Making it
The “Outlook” column by Mark Whitehouse in the WSJ today notes that while we think all manufacturing is leaving the U.S., that isn’t quite so. For example: “U.S. production of audio and video equipment surged about 2% in December and was up 23% for all of 2006.”
So what’s being made in the U.S.? Whitehouse says it’s stuff that’s just not practical to make elsewhere.
One area of strength: high-end goods like top-of-the-line $6,000 Sony Grand WEGA TV sets and $15,000 Sub-Zero PRO 48 refrigerators, which appeal to the affluent folks who have been driving much of the growth in U.S. consumer spending….
“If the thing being sold to the U.S. market is locally customized, delicate, or very large, chances are it’ll continue to be produced in the U.S.,” says Bruce Greenwald, professor of business and economics at Columbia University in New York.

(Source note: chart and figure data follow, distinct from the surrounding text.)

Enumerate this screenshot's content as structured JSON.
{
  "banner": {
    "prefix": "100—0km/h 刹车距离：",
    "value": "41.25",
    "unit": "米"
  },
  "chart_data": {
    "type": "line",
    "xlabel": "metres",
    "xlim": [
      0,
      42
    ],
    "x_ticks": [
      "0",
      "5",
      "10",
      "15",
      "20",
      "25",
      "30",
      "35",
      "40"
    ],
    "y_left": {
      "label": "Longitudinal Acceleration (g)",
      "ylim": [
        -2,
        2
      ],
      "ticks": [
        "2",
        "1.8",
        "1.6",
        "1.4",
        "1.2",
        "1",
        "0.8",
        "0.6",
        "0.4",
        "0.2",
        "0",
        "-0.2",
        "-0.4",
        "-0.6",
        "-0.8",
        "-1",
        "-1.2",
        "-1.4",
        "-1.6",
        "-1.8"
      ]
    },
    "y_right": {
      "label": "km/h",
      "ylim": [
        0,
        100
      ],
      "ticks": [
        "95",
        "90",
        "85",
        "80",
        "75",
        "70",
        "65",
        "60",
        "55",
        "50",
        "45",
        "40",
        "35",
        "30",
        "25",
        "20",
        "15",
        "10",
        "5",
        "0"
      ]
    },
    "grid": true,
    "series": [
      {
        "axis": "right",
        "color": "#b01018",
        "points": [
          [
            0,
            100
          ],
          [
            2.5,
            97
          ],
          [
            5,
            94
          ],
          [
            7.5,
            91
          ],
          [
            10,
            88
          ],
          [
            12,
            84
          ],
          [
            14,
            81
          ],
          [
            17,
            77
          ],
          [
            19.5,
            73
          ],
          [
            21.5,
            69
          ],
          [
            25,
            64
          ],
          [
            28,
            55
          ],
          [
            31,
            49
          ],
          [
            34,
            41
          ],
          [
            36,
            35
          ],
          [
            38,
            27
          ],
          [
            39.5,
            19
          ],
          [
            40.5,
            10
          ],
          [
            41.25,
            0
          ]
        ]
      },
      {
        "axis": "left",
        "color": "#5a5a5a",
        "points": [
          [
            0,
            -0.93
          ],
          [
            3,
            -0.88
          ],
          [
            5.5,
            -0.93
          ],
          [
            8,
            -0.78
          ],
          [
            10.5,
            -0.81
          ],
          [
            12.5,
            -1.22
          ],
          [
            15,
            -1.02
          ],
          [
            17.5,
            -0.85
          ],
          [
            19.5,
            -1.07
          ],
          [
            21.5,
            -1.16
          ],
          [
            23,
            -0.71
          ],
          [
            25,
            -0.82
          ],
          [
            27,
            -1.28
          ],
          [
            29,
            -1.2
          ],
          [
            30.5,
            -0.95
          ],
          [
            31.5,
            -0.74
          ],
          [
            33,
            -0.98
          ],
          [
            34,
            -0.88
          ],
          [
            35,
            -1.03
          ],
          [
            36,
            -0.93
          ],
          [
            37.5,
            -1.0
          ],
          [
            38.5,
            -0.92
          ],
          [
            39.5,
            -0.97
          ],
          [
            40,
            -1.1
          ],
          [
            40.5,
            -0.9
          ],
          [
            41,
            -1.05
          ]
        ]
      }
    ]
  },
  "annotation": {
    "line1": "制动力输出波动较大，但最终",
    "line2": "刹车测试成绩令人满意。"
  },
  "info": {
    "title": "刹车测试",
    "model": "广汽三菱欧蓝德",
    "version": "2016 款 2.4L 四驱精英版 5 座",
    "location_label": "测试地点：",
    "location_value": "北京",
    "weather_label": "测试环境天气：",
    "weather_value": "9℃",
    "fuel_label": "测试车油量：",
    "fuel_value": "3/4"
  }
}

Hey, so maybe lux tastes will save the U.S. factory worker! Well, no. Of course this represesnts a “tiny fraction” of manufacturing. But even the gradual fatttening of this thin segment isn’t likely to create more manufacturing jobs. The Sub-Zero factory in Madison is producing more, but it’s not increasing its workforce.
Across the manufacturing sector, the picture is similar: To stay competitive, companies are doing everything they can to boost productivity — that is, make more stuff with fewer people. “Manufacturing in the U.S. is headed toward plants that have no people in them,” Prof. Greenwald says.